I now understand that my fears over the years of making friends, talking to strangers and meeting women were fears of the physical sensations and emotions in my body that come up in social interactions (or thinking about social interactions). These body sensations then would bring up more scary thoughts about the situation which produced more body sensations. Ultimately, I would avoid being vulnerable or avoid the social interaction all together. This gave my brain the reward of safety and perpetuated the anxiety habit loop that I talk about on this blog. It was never actually about the other person or about the social situation that was scary. It was about the unpleasant body sensations and emotions that the people or situations produced and my mind’s resistance to being with those sensations. Like everything else you will read on this website, social freedom and connection is really about being able to feel those difficult body sensations that come up socially and learning to just be with them. To just let them be there and to offer them care.
*Here is a little example from yesterday about how this all works:
I have recently got back into playing soccer after some time off. Yesterday, a couple of the people on my team seemed really critical of my play. I noticed that some of their comments triggered this feeling of sadness and shame in my face. My pattern my whole life when I feel these emotions is to avoid these people or situations or to create stories about the other person and seek to blame them. Even if I don’t agree with the criticism or don’t trust that the person making the criticism has my wellbeing in mind, I still have the tendency to lash out and defend myself. These are all really strategies to avoid feeling the sadness and shame that I now feel in my body. This response to the other person is often not about asserting myself, but more about trying to get rid of the sadness and not being able to tolerate its presence.

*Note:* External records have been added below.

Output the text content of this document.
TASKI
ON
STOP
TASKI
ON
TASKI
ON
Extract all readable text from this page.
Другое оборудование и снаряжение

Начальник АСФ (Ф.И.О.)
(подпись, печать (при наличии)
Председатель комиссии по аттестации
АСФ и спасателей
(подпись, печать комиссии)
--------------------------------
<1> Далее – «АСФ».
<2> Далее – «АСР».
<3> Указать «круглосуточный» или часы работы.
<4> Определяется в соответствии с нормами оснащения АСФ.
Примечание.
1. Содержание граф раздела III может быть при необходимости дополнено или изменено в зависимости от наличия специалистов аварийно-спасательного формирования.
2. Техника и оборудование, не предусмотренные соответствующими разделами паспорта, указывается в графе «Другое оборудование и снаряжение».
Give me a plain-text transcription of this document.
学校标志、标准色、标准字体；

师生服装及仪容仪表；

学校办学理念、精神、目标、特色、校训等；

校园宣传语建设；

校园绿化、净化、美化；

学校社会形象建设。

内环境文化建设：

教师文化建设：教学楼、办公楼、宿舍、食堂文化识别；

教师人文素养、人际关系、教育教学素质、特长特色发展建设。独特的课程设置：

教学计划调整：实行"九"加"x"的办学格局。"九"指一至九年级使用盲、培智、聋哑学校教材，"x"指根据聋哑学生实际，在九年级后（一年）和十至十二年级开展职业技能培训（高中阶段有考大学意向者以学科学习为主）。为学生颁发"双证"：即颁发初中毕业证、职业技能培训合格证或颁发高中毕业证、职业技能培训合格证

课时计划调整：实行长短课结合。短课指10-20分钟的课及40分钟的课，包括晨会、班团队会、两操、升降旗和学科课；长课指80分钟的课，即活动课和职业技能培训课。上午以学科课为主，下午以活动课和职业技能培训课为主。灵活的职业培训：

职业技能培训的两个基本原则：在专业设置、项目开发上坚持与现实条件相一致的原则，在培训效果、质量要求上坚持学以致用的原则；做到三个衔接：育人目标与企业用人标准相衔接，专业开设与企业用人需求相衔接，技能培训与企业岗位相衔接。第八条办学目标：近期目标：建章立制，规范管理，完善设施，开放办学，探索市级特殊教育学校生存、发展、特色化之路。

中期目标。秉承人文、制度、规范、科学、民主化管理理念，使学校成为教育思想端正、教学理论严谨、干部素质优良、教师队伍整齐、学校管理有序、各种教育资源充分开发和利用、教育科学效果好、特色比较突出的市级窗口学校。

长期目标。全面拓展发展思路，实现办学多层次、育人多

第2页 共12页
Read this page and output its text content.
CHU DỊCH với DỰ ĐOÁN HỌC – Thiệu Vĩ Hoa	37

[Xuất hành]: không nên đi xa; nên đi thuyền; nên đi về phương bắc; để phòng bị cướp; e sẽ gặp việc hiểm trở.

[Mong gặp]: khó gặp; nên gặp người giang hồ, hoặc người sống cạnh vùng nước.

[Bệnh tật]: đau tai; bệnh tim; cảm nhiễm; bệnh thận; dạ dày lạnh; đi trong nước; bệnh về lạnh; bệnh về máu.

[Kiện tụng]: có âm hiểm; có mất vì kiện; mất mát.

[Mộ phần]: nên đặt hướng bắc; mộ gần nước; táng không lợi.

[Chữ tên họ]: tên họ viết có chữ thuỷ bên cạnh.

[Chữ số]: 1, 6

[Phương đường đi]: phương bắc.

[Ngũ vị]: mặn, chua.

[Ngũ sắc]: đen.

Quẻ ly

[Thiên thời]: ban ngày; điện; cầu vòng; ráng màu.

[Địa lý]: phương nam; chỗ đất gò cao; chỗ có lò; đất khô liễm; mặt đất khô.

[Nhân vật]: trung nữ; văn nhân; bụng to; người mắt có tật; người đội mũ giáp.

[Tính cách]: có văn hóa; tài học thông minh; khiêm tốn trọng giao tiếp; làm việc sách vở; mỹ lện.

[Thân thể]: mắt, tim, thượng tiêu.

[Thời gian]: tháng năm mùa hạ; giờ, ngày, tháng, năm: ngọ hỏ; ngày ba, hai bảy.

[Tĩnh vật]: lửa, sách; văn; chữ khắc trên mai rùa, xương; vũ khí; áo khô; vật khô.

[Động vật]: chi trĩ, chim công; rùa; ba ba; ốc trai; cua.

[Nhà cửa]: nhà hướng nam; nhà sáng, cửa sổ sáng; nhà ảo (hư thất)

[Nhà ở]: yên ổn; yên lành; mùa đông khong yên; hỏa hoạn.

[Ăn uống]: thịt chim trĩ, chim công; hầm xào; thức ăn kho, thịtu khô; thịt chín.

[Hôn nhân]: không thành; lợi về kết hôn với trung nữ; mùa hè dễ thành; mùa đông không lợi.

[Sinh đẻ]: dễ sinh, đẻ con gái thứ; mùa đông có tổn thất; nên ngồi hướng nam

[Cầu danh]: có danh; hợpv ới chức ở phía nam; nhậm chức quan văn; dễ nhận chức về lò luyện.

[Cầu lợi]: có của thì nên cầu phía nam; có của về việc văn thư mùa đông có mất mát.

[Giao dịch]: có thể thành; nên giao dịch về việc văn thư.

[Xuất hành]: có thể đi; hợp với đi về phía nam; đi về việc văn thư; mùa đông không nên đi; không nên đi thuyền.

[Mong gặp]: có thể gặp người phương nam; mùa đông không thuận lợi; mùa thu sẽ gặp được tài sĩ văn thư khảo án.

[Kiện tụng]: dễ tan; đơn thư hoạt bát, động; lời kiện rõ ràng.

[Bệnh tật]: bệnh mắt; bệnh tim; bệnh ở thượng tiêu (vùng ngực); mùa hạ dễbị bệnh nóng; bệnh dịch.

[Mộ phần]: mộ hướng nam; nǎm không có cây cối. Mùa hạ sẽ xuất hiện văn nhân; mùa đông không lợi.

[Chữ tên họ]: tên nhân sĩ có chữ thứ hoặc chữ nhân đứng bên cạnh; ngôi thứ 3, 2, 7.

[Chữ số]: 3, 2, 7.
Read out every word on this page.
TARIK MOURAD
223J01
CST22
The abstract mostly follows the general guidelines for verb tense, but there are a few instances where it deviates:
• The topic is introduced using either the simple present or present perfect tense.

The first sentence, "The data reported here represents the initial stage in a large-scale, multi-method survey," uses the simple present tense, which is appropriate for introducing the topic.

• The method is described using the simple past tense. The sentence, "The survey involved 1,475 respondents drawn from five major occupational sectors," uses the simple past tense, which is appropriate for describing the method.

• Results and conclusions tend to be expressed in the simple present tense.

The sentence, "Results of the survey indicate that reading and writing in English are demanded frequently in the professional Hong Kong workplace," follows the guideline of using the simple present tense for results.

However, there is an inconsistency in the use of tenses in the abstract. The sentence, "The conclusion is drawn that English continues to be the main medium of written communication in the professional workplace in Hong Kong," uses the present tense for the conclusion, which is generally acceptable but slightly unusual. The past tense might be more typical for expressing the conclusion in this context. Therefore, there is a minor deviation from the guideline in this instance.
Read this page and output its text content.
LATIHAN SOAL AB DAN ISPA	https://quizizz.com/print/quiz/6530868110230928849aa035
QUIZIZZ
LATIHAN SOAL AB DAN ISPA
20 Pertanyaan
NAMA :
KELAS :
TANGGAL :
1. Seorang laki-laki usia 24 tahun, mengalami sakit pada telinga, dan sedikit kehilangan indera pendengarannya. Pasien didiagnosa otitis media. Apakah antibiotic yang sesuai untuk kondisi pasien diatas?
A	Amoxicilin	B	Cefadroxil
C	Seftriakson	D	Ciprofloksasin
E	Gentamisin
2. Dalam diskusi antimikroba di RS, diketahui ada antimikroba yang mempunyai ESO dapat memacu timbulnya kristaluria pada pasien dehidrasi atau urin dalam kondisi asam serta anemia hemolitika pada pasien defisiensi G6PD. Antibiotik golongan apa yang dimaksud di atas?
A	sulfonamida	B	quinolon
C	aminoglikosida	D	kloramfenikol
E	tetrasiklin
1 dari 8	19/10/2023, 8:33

Trigger-Behavior-Reward → someone criticizes me and I feel sadness which I resist- defend myself or criticize the other person- feel a little better
With the practice of RAIN and an understanding of how habit loops are formed, I can now practice recognizing the sadness when it comes up. I can see how this emotion is affecting how I play and how I act around others. I can feel into the sadness and get curious about it and offer this hurt place inside of me some care. As I become more comfortable allowing this emotion to be there, I will see that I don’t have to change my behavior for others. I can accept their criticisms, speak with them if it seems skillful, and realize that these emotions I am feeling do not have to change how I live and act in the world. Once I can feel the sadness I am now free to be myself and play how I want to play without changing my behavior to reduce criticism from another person who may themselves just be having a bad day. Then over time as I become more resourced myself I can shift into offering them some nurturing phrases of care for their suffering.
Does any of this resonate with you? Can you map out some of your own social habit loops?